Both the games and films have zombies, obviously since that has been the main drive of the series since the start. Personally, I felt the zombies looked a lot less grotesque in the movie than they did in the games, however that could be because the zombies in the movie have yet to decompose. The infamous zombie dogs, called Cerberus in the games, make a memorable appearance in the film. One of the Cerberus even crashes through a glass window, just like how they did it in the original game. A Licker, a mutated creature that can climb on walls and has a long tongue, acts as the film’s final obstacle to overcome. Lickers were well-known enemies from the second game. It is weird they treat the Licker as such a big threat in the movie, considering they were actually a recurring enemy type in the games.

Nemesis, the big hulking mutant in Resident Evil 3, is foreshadowed at the end of the first film and is a major focus in the second Resident Evil film Apocalypse. The first RE movie plays it straight, which contrasts with the campy nature of the original Resident Evil games. There is some hooky-ness with the movie, most of it stemming in how outdated it is now. Umbrella, the super powerful and super evil mega-corporation, is the main antagonist in both the film series and the video games. Raccoon City, the main setting of the second and third games, is the city that the Hive is underneath. Raccoon City will be the main setting in the second movie.


What the games will later take

Surprisingly, very little from the first Resident Evil film bleeds into the video game series. In fact-based on some quick research, I couldn’t find much tangible evidence that any of the Resident Evil movies have had any effect on the video games. I’ve been referring Milla Jovovich’s character as the lead because her character was not named in the first movie; it wasn’t until the credits rolled that it was revealed her character’s name was Alice. Alice would be the lead of all six RE movies, which all-together have earned over a billion dollars at the global box office.
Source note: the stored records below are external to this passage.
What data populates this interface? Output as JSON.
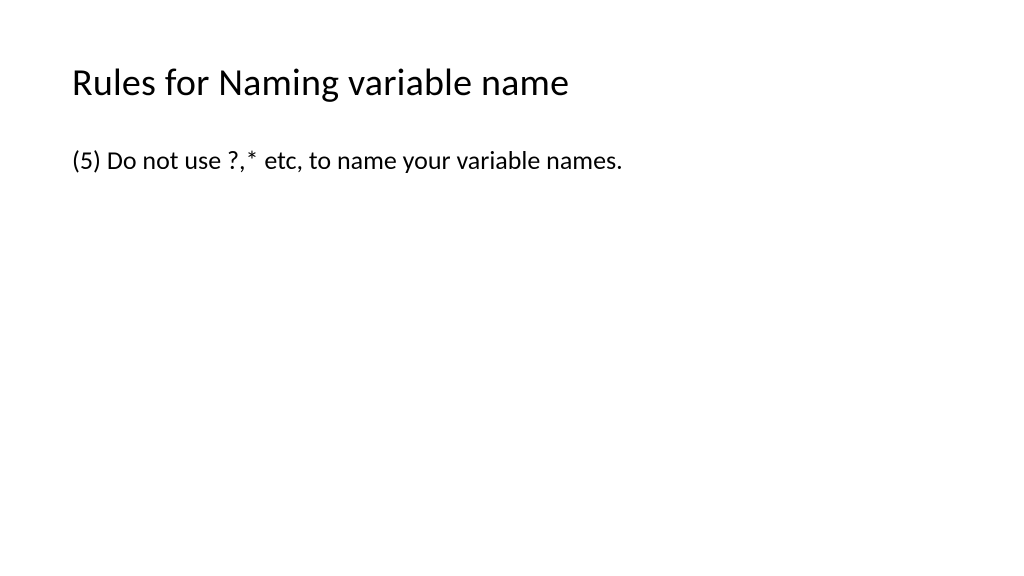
{
  "slide": {
    "title": "Rules for Naming variable name",
    "body": "(5) Do not use ?,* etc, to name your variable names."
  }
}
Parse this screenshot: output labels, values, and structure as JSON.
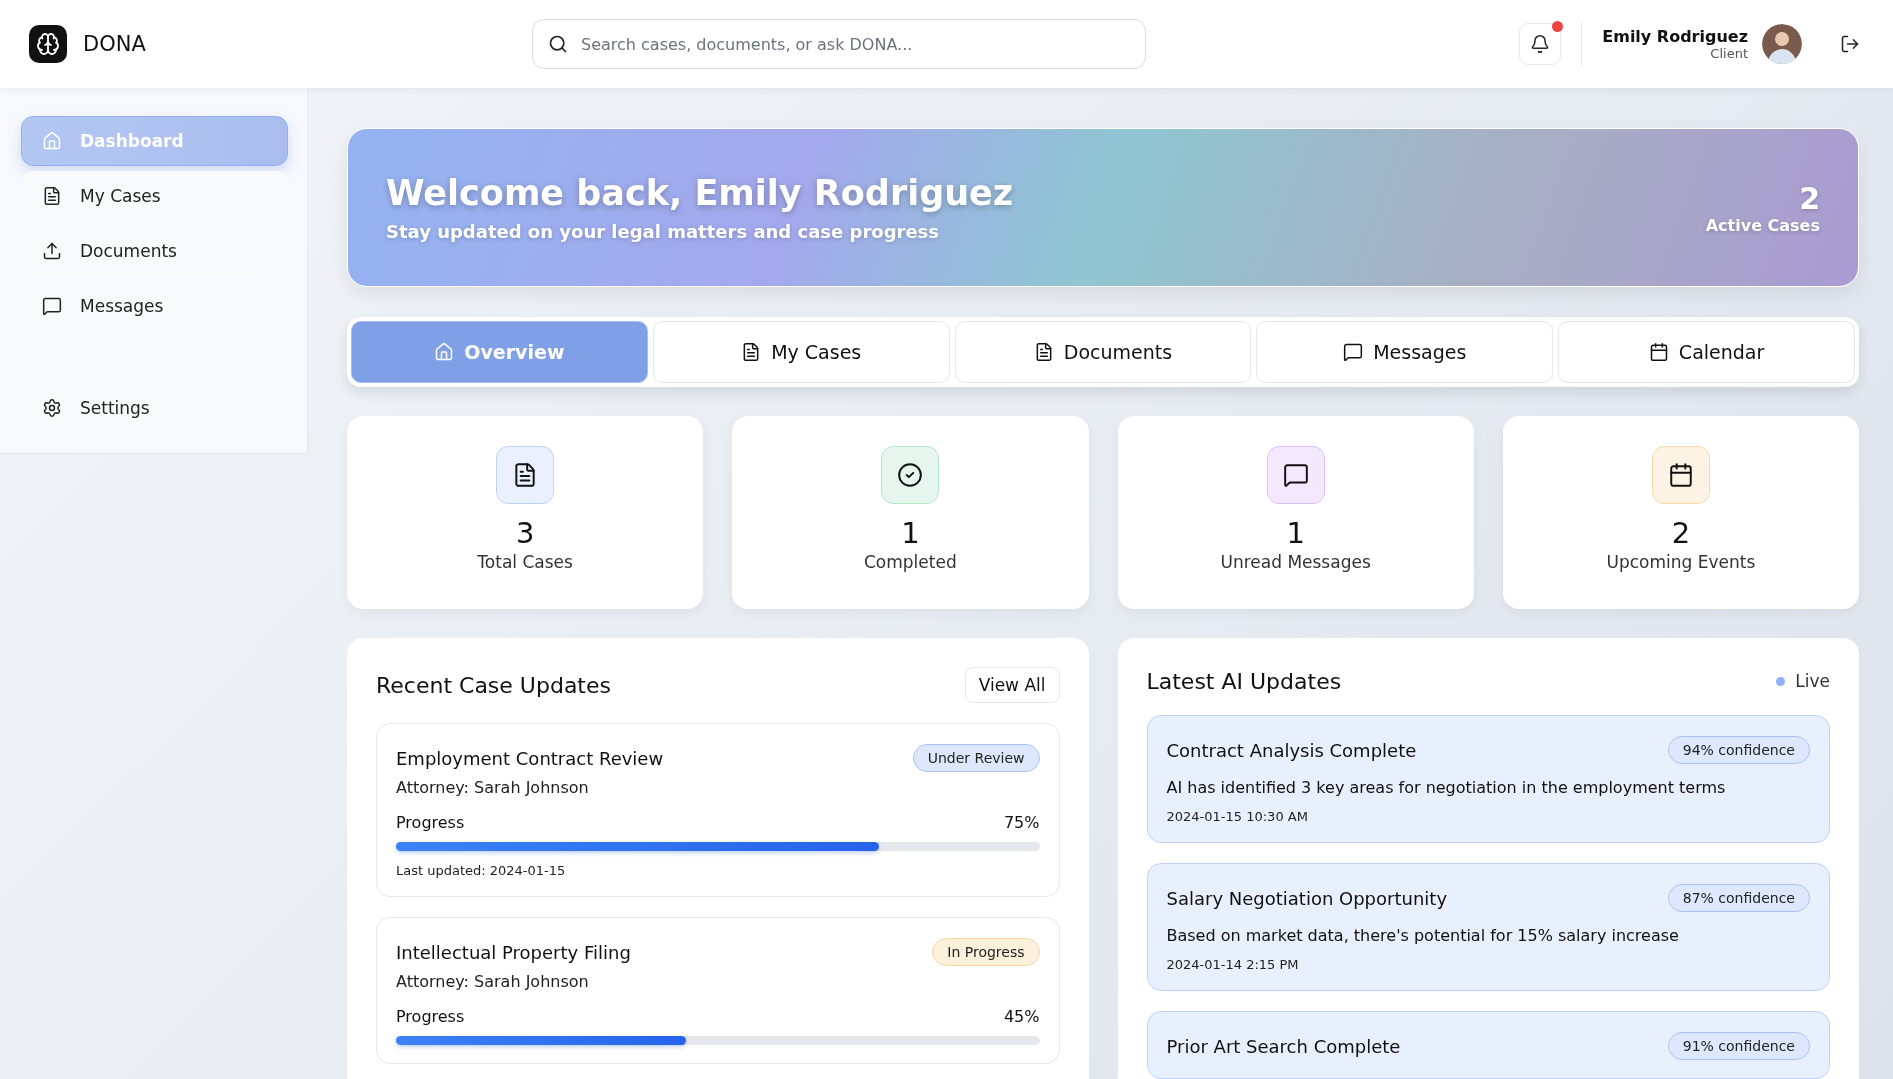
{
  "header": {
    "logo": "DONA",
    "search": {
      "placeholder": "Search cases, documents, or ask DONA..."
    },
    "notification": {
      "unread": true
    },
    "user": {
      "name": "Emily Rodriguez",
      "role": "Client"
    }
  },
  "sidebar": {
    "items": [
      {
        "label": "Dashboard",
        "kind": "home",
        "selected": true
      },
      {
        "label": "My Cases",
        "kind": "document",
        "selected": false
      },
      {
        "label": "Documents",
        "kind": "upload",
        "selected": false
      },
      {
        "label": "Messages",
        "kind": "message",
        "selected": false
      }
    ],
    "footer_items": [
      {
        "label": "Settings",
        "kind": "settings",
        "selected": false
      }
    ]
  },
  "banner": {
    "title": "Welcome back, Emily Rodriguez",
    "subtitle": "Stay updated on your legal matters and case progress",
    "stat_value": "2",
    "stat_label": "Active Cases"
  },
  "tabs": [
    {
      "label": "Overview",
      "kind": "home",
      "selected": true
    },
    {
      "label": "My Cases",
      "kind": "document",
      "selected": false
    },
    {
      "label": "Documents",
      "kind": "document",
      "selected": false
    },
    {
      "label": "Messages",
      "kind": "message",
      "selected": false
    },
    {
      "label": "Calendar",
      "kind": "calendar",
      "selected": false
    }
  ],
  "stats": [
    {
      "value": "3",
      "label": "Total Cases",
      "kind": "document"
    },
    {
      "value": "1",
      "label": "Completed",
      "kind": "check"
    },
    {
      "value": "1",
      "label": "Unread Messages",
      "kind": "message"
    },
    {
      "value": "2",
      "label": "Upcoming Events",
      "kind": "calendar"
    }
  ],
  "case_updates": {
    "title": "Recent Case Updates",
    "button": "View All",
    "cases": [
      {
        "title": "Employment Contract Review",
        "attorney": "Attorney: Sarah Johnson",
        "status": "Under Review",
        "kind": "review",
        "progress_label": "Progress",
        "reading": "75%",
        "level": 0.75,
        "updated": "Last updated: 2024-01-15"
      },
      {
        "title": "Intellectual Property Filing",
        "attorney": "Attorney: Sarah Johnson",
        "status": "In Progress",
        "kind": "progress",
        "progress_label": "Progress",
        "reading": "45%",
        "level": 0.45
      }
    ]
  },
  "ai_updates": {
    "title": "Latest AI Updates",
    "live": "Live",
    "items": [
      {
        "title": "Contract Analysis Complete",
        "confidence": "94% confidence",
        "text": "AI has identified 3 key areas for negotiation in the employment terms",
        "time": "2024-01-15 10:30 AM"
      },
      {
        "title": "Salary Negotiation Opportunity",
        "confidence": "87% confidence",
        "text": "Based on market data, there's potential for 15% salary increase",
        "time": "2024-01-14 2:15 PM"
      },
      {
        "title": "Prior Art Search Complete",
        "confidence": "91% confidence"
      }
    ]
  }
}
Similar to how Disney started incorporating Captain Sparrow in the Pirates of the Caribbean ride, you would assume Capcom would be inspired by the movies success and decide to add in the main character that has been able to gross over a billion dollars.

But that never happened, Alice has not appeared in any of the Resident Evil games. The villainous Red Queen eventually makes her way into the video game universe, appearing in 2007’s The Umbrella Chronicles. The notorious laser hallway scene in the film, where a group of characters are literally cut into pieces by moving lasers, would be a callback in RE 4 and The Umbrella Chronicles. The leads in both games had to cross a hallway of moving lasers similar to the one seen in the movie. The laser hallway would become one of the signature action scenes in the films, appearing several more times in the sequels.

When the first movie came out, the games were still well-known for being atmospheric and having great tension throughout. The first movie only gets it half right, with the first half being tense while the latter half is more action-y. In some ways, the Resident Evil movies were able to foreshadow the games eventual reliance on over-the-top action rather than horror. Resident Evil 4, 5, and 6 will follow a more action orientated gameplay, foregoing much of the horror elements that made the series a success in the first place. It’s unknown if the films did have a direct influence on the direction the video games would later take if anything the timing is at least very coincidental. 2017’s Resident Evil 7 the game returns the series to its horror roots, while Resident Evil: The Final Chapter the movie was released in 2016 with a total box office gross of  $312.2 million with a $40 million budget.